几位老人家闻言,纷纷摇头,面露难色。
一位老者苦笑道:“傻柱,你这话问到点子上了,可这事,难难难啊!滇南这地方,地势复杂,有几大水系的几条大江,山高谷深,修路的难度太大了,耗资也巨,如今国家到处都缺钱,哪里有多余的钱投在这里啊。你这两个媳妇,一个是港商,一个是华侨,家底都厚,不如让她们多支持支持,为家乡做点贡献。”
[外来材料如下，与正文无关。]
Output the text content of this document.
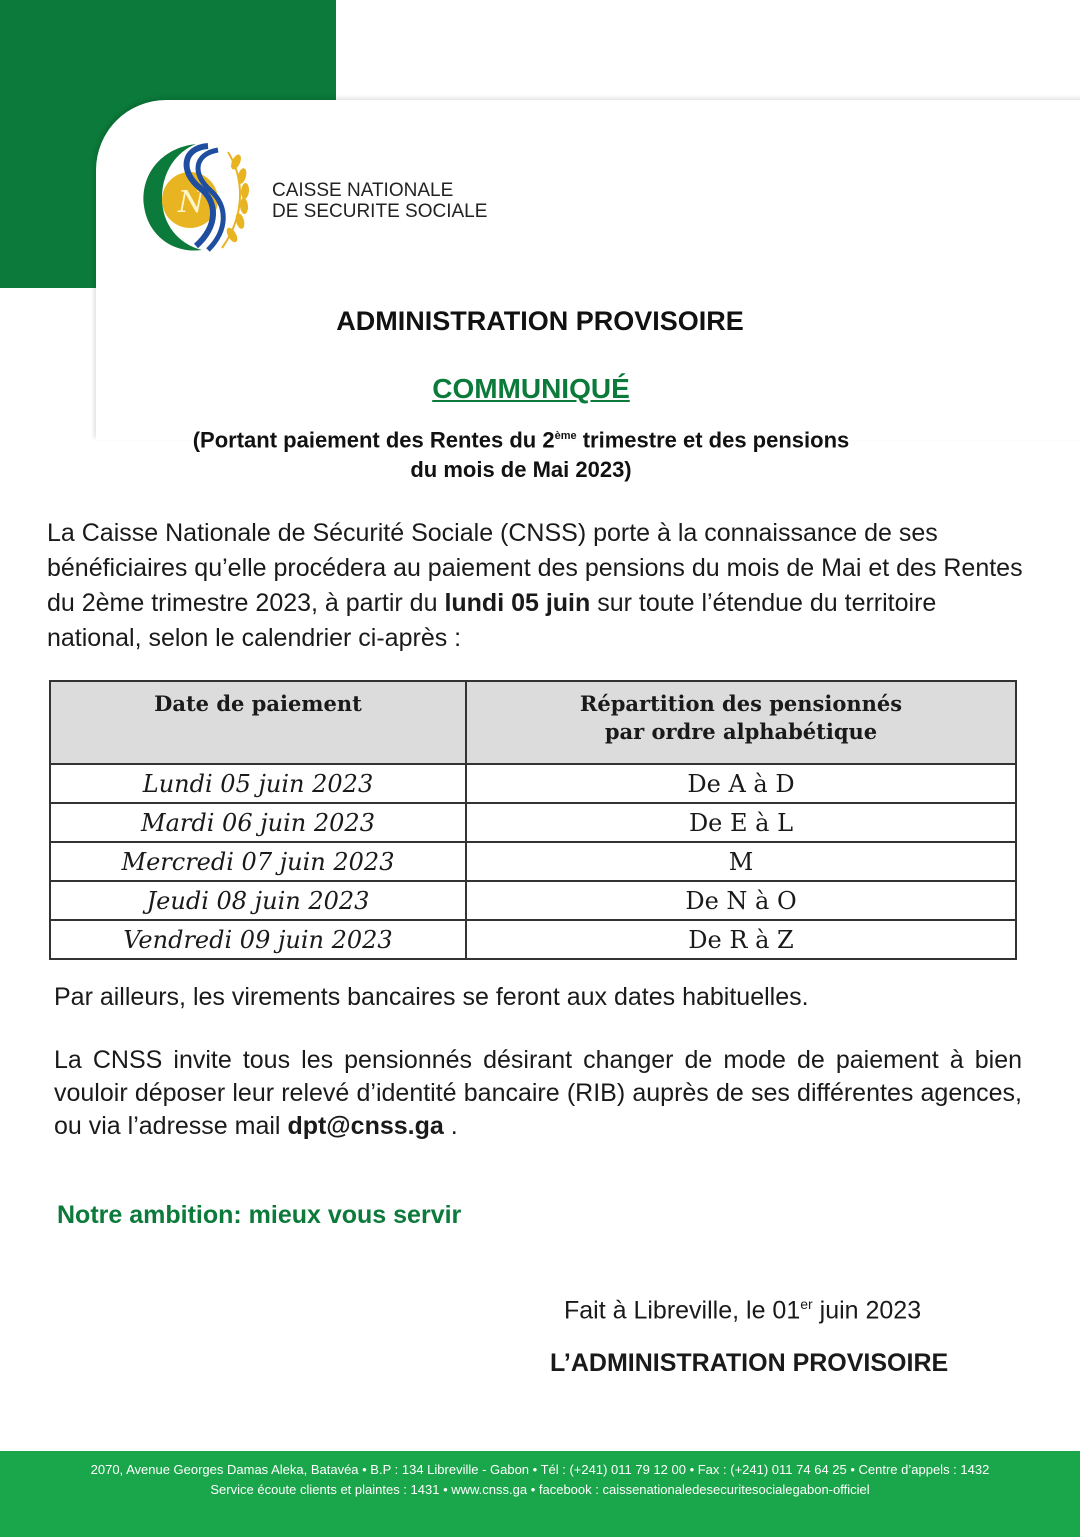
N	CAISSE NATIONALE
DE SECURITE SOCIALE
ADMINISTRATION PROVISOIRE
COMMUNIQUÉ
(Portant paiement des Rentes du 2ème trimestre et des pensions
du mois de Mai 2023)
La Caisse Nationale de Sécurité Sociale (CNSS) porte à la connaissance de ses bénéficiaires qu’elle procédera au paiement des pensions du mois de Mai et des Rentes du 2ème trimestre 2023, à partir du lundi 05 juin sur toute l’étendue du territoire national, selon le calendrier ci-après :
Date de paiement	Répartition des pensionnés
par ordre alphabétique
Lundi 05 juin 2023	De A à D
Mardi 06 juin 2023	De E à L
Mercredi 07 juin 2023	M
Jeudi 08 juin 2023	De N à O
Vendredi 09 juin 2023	De R à Z
Par ailleurs, les virements bancaires se feront aux dates habituelles.
La CNSS invite tous les pensionnés désirant changer de mode de paiement à bien vouloir déposer leur relevé d’identité bancaire (RIB) auprès de ses différentes agences, ou via l’adresse mail dpt@cnss.ga .
Notre ambition: mieux vous servir
Fait à Libreville, le 01er juin 2023
L’ADMINISTRATION PROVISOIRE
2070, Avenue Georges Damas Aleka, Batavéa • B.P : 134 Libreville - Gabon • Tél : (+241) 011 79 12 00 • Fax : (+241) 011 74 64 25 • Centre d’appels : 1432
Service écoute clients et plaintes : 1431 • www.cnss.ga • facebook : caissenationaledesecuritesocialegabon-officiel
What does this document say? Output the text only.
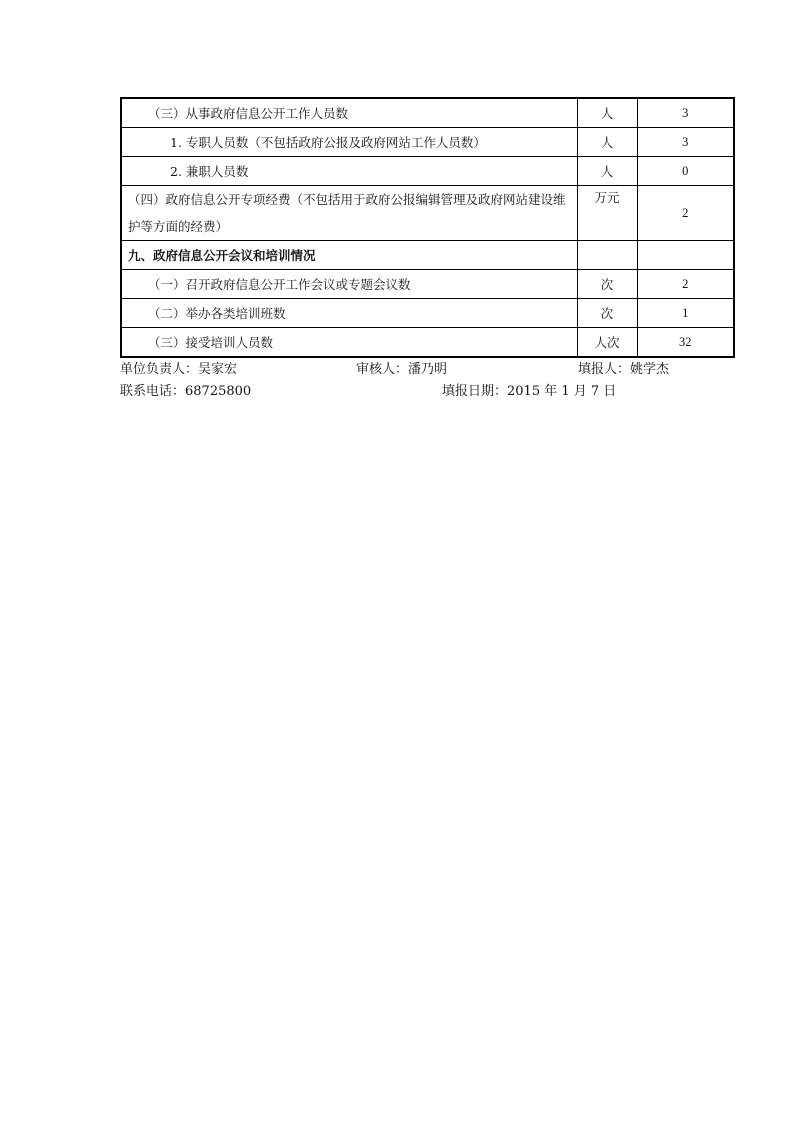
（三）从事政府信息公开工作人员数	人	3
1. 专职人员数（不包括政府公报及政府网站工作人员数）	人	3
2. 兼职人员数	人	0
（四）政府信息公开专项经费（不包括用于政府公报编辑管理及政府网站建设维护等方面的经费）	万元	2
九、政府信息公开会议和培训情况		
（一）召开政府信息公开工作会议或专题会议数	次	2
（二）举办各类培训班数	次	1
（三）接受培训人员数	人次	32
单位负责人：吴家宏	审核人：潘乃明	填报人：姚学杰
联系电话：68725800	填报日期：2015 年 1 月 7 日
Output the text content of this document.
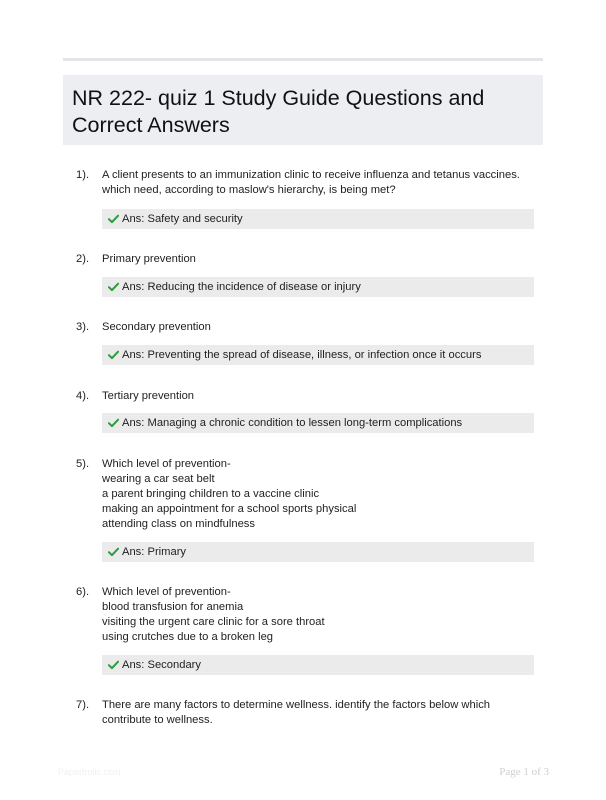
NR 222- quiz 1 Study Guide Questions and Correct Answers
1). A client presents to an immunization clinic to receive influenza and tetanus vaccines. which need, according to maslow's hierarchy, is being met?
Ans: Safety and security
2). Primary prevention
Ans: Reducing the incidence of disease or injury
3). Secondary prevention
Ans: Preventing the spread of disease, illness, or infection once it occurs
4). Tertiary prevention
Ans: Managing a chronic condition to lessen long-term complications
5). Which level of prevention-
wearing a car seat belt
a parent bringing children to a vaccine clinic
making an appointment for a school sports physical
attending class on mindfulness
Ans: Primary
6). Which level of prevention-
blood transfusion for anemia
visiting the urgent care clinic for a sore throat
using crutches due to a broken leg
Ans: Secondary
7). There are many factors to determine wellness. identify the factors below which contribute to wellness.
Papertrolic.com	Page 1 of 3
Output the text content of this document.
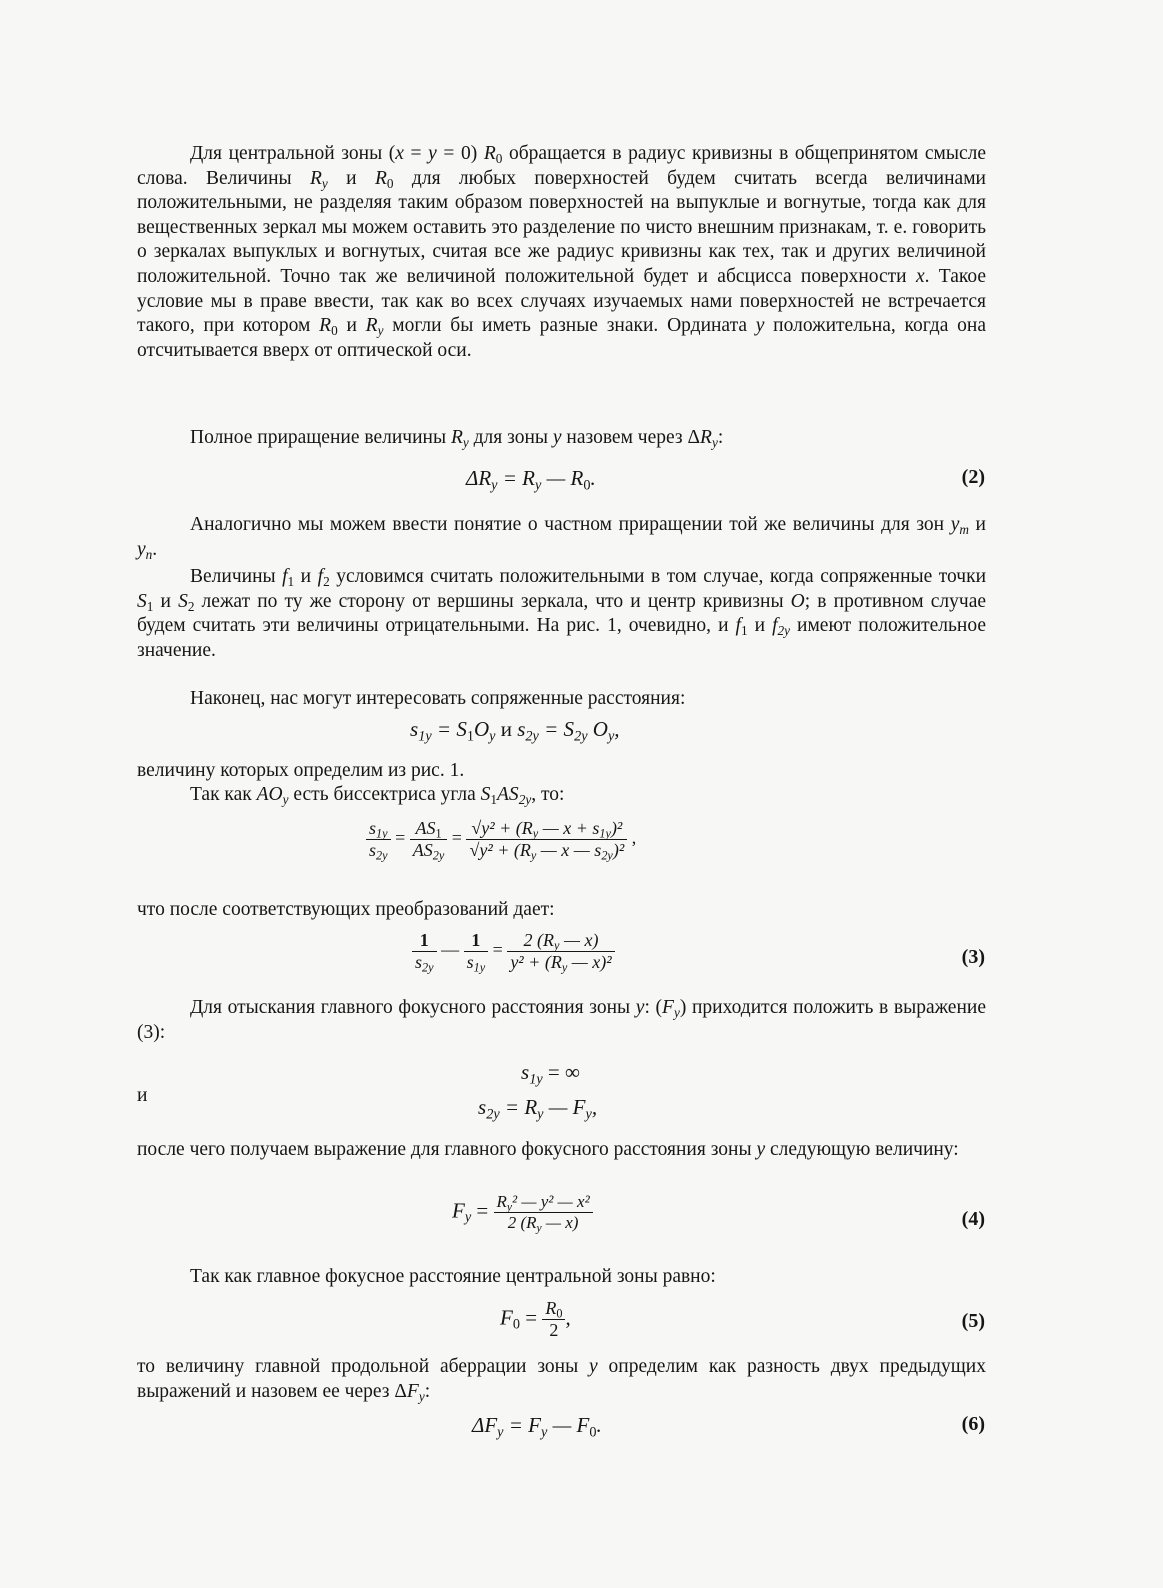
Для центральной зоны (x = y = 0) $R_0$ обращается в радиус кривизны в общепринятом смысле слова. Величины $R_y$ и $R_0$ для любых поверхностей будем считать всегда величинами положительными, не разделяя таким образом поверхностей на выпуклые и вогнутые, тогда как для вещественных зеркал мы можем оставить это разделение по чисто внешним признакам, т. е. говорить о зеркалах выпуклых и вогнутых, считая все же радиус кривизны как тех, так и других величиной положительной. Точно так же величиной положительной будет и абсцисса поверхности x. Такое условие мы в праве ввести, так как во всех случаях изучаемых нами поверхностей не встречается такого, при котором $R_0$ и $R_y$ могли бы иметь разные знаки. Ордината y положительна, когда она отсчитывается вверх от оптической оси.

Полное приращение величины $R_y$ для зоны y назовем через $\Delta R_y$:

$\Delta R_y = R_y$ — $R_0$.	(2)

Аналогично мы можем ввести понятие о частном приращении той же величины для зон $y_m$ и $y_n$.

Величины $f_1$ и $f_2$ условимся считать положительными в том случае, когда сопряженные точки $S_1$ и $S_2$ лежат по ту же сторону от вершины зеркала, что и центр кривизны O; в противном случае будем считать эти величины отрицательными. На рис. 1, очевидно, и $f_1$ и $f_{2y}$ имеют положительное значение.

Наконец, нас могут интересовать сопряженные расстояния:

$s_{1y} = S_1O_y$ и $s_{2y} = S_{2y}$ $O_y$,

величину которых определим из рис. 1.

Так как $AO_y$ есть биссектриса угла $S_1AS_{2y}$, то:

$\frac{s_{1y}}{s_{2y}} = \frac{AS_1}{AS_{2y}} = \frac{√y^2 + (R_y — x + s_{1y})^2}{√y^2 + (R_y — x — s_{2y})^2}$ ,

что после соответствующих преобразований дает:

$\frac{1}{s_{2y}}$ — $\frac{1}{s_{1y}} = \frac{2 (R_y — x)}{y^2 + (R_y — x)^2}$	(3)

Для отыскания главного фокусного расстояния зоны y: $(F_y)$ приходится положить в выражение (3):

$s_{1y}$ = ∞
и	$s_{2y} = R_y$ — $F_y$,

после чего получаем выражение для главного фокусного расстояния зоны y следующую величину:

$F_y = \frac{R_y^2 — y^2 — x^2}{2 (R_y — x)}$	(4)

Так как главное фокусное расстояние центральной зоны равно:

$F_0 = \frac{R_0}{2}$ ,	(5)

то величину главной продольной аберрации зоны y определим как разность двух предыдущих выражений и назовем ее через $\Delta F_y$:

$\Delta F_y = F_y$ — $F_0$.	(6)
傻柱万万没想到,这球又被踢回了自己脚下,他当即坏笑道:“老领导们,你们可别抬举我了,我就是一个吃软饭的厨子,家里的钱都归媳妇管,我左右不了她们分毫。来来来,不说这些烦心事,喝酒喝酒,今天不醉不归!”
一番话,把话题又岔了过去,众人又继续推杯换盏,尽兴而归。
在景区待了两天,傻柱一行人收拾行装,继续出发,两辆车子在崎岖的山路上颠簸,走了整整两天,终于到了滇南的省会——春城。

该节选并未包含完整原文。